Even when these elders passed on, their families would have felt a certain pride in their longevity, their stories of the good old days, their trials and tribulations, their contributions to family life, their labours, loves, hard work, discipline, sacrifice, good advice and their challenges through the good and the bad times. Most of all was the pride which they would have felt in the achievements of their children. There are still thousands of our citizens who fall into these age groups, and who remain active and are still making contributions in ways they choose to so do, including those centenarians who were recently featured in the news media.
Some of these elders would have said that children are not supposed to die before their parents. Unfortunately, this does not seem to reflect our present reality. Yes, there are illnesses, accidents etc. but when one notes the number of young men and some young women, some still in their teens, who are dying through violence and recklessness, clearly, it would appear, that unlike the old-time days, many children are dying and seem likely to die before their parents.
One may well ask, how did we get there. Good parenting used to and still does beget well rounded citizens; poor parenting or the virtual absence of parenting, begets the phenomenon that plagues our society today, murderous individuals, filled with hurt, hate, and the loss of hope. We are fully aware that a child-mother or child-father does not necessarily translate into a parent, especially when the grandmother or grandfather are themselves still relatively young.
None other than the community knows what transpires on a day-to-day basis.

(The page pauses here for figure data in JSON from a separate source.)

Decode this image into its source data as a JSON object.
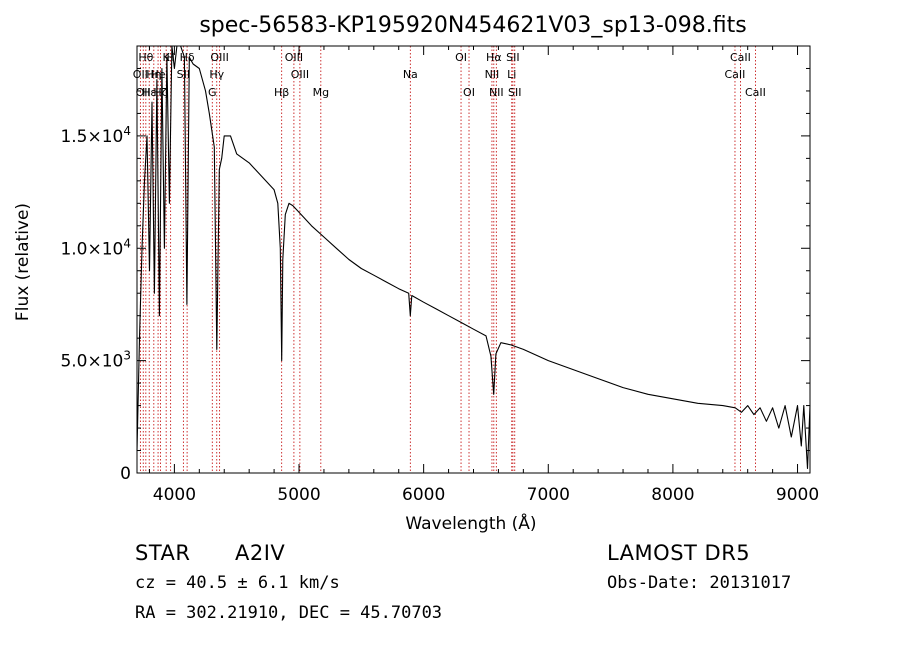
{
  "chart_data": {
    "type": "line",
    "title": "spec-56583-KP195920N454621V03_sp13-098.fits",
    "xlabel": "Wavelength (Å)",
    "ylabel": "Flux (relative)",
    "xlim": [
      3700,
      9100
    ],
    "ylim": [
      0,
      19000
    ],
    "x_ticks": [
      4000,
      5000,
      6000,
      7000,
      8000,
      9000
    ],
    "x_tick_labels": [
      "4000",
      "5000",
      "6000",
      "7000",
      "8000",
      "9000"
    ],
    "y_ticks": [
      0,
      5000,
      10000,
      15000
    ],
    "y_tick_labels": [
      {
        "mant": "0",
        "exp": ""
      },
      {
        "mant": "5.0×10",
        "exp": "3"
      },
      {
        "mant": "1.0×10",
        "exp": "4"
      },
      {
        "mant": "1.5×10",
        "exp": "4"
      }
    ],
    "grid": false,
    "series": [
      {
        "x": [
          3700,
          3720,
          3740,
          3760,
          3780,
          3800,
          3820,
          3840,
          3860,
          3880,
          3900,
          3920,
          3940,
          3960,
          3980,
          4000,
          4020,
          4050,
          4080,
          4100,
          4120,
          4150,
          4200,
          4250,
          4280,
          4320,
          4340,
          4360,
          4380,
          4400,
          4450,
          4500,
          4600,
          4700,
          4800,
          4830,
          4850,
          4861,
          4870,
          4890,
          4920,
          4950,
          5000,
          5100,
          5200,
          5300,
          5400,
          5500,
          5600,
          5700,
          5800,
          5880,
          5893,
          5905,
          6000,
          6100,
          6200,
          6300,
          6400,
          6500,
          6540,
          6562,
          6580,
          6620,
          6700,
          6800,
          7000,
          7200,
          7400,
          7600,
          7800,
          8000,
          8200,
          8400,
          8500,
          8550,
          8600,
          8650,
          8700,
          8750,
          8800,
          8850,
          8900,
          8950,
          9000,
          9030,
          9050,
          9080,
          9100
        ],
        "y": [
          1000,
          6000,
          10000,
          13000,
          15000,
          9000,
          16500,
          8000,
          17500,
          7000,
          18000,
          10000,
          18500,
          12000,
          19000,
          18000,
          19000,
          19000,
          18500,
          7500,
          18500,
          18200,
          18000,
          17000,
          16000,
          14500,
          5500,
          13500,
          14000,
          15000,
          15000,
          14200,
          13800,
          13200,
          12600,
          12000,
          10000,
          5000,
          9500,
          11500,
          12000,
          11900,
          11600,
          11000,
          10500,
          10000,
          9500,
          9100,
          8800,
          8500,
          8200,
          8000,
          7000,
          7900,
          7600,
          7300,
          7000,
          6700,
          6400,
          6100,
          5200,
          3500,
          5300,
          5800,
          5700,
          5500,
          5000,
          4600,
          4200,
          3800,
          3500,
          3300,
          3100,
          3000,
          2900,
          2700,
          3000,
          2600,
          2900,
          2300,
          2900,
          2000,
          3000,
          1600,
          3000,
          1200,
          3000,
          200,
          3000
        ]
      }
    ],
    "lines": [
      {
        "x": 3727,
        "label": "OII",
        "row": 1
      },
      {
        "x": 3750,
        "label": "OII",
        "row": 2
      },
      {
        "x": 3771,
        "label": "Hθ",
        "row": 0
      },
      {
        "x": 3798,
        "label": "Hε",
        "row": 2
      },
      {
        "x": 3835,
        "label": "Hη",
        "row": 1
      },
      {
        "x": 3869,
        "label": "He",
        "row": 1
      },
      {
        "x": 3889,
        "label": "Hζ",
        "row": 2
      },
      {
        "x": 3934,
        "label": "K",
        "row": 0
      },
      {
        "x": 3970,
        "label": "H",
        "row": 0
      },
      {
        "x": 4072,
        "label": "SII",
        "row": 1
      },
      {
        "x": 4102,
        "label": "Hδ",
        "row": 0
      },
      {
        "x": 4304,
        "label": "G",
        "row": 2
      },
      {
        "x": 4340,
        "label": "Hγ",
        "row": 1
      },
      {
        "x": 4363,
        "label": "OIII",
        "row": 0
      },
      {
        "x": 4861,
        "label": "Hβ",
        "row": 2
      },
      {
        "x": 4959,
        "label": "OIII",
        "row": 0
      },
      {
        "x": 5007,
        "label": "OIII",
        "row": 1
      },
      {
        "x": 5175,
        "label": "Mg",
        "row": 2
      },
      {
        "x": 5893,
        "label": "Na",
        "row": 1
      },
      {
        "x": 6300,
        "label": "OI",
        "row": 0
      },
      {
        "x": 6364,
        "label": "OI",
        "row": 2
      },
      {
        "x": 6548,
        "label": "NII",
        "row": 1
      },
      {
        "x": 6563,
        "label": "Hα",
        "row": 0
      },
      {
        "x": 6583,
        "label": "NII",
        "row": 2
      },
      {
        "x": 6707,
        "label": "Li",
        "row": 1
      },
      {
        "x": 6716,
        "label": "SII",
        "row": 0
      },
      {
        "x": 6731,
        "label": "SII",
        "row": 2
      },
      {
        "x": 8498,
        "label": "CaII",
        "row": 1
      },
      {
        "x": 8542,
        "label": "CaII",
        "row": 0
      },
      {
        "x": 8662,
        "label": "CaII",
        "row": 2
      }
    ]
  },
  "info": {
    "object_class": "STAR",
    "subclass": "A2IV",
    "survey": "LAMOST DR5",
    "cz": "cz = 40.5 ± 6.1 km/s",
    "obs_date": "Obs-Date: 20131017",
    "coords": "RA = 302.21910, DEC =  45.70703"
  }
}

They are the ones whose structured input, via PTAs, social, cultural, religious, sporting and other such groups will help us address the myriad challenges communities face today. Maybe we need to recall the cry of one of our bards not so long ago when he begged us to bring back them old time days, bring back them old time ways.
We cannot bring back those days, but let’s try to bring back the ways in our communities when we all looked out for each other, notwithstanding the modern challenges, good and bad.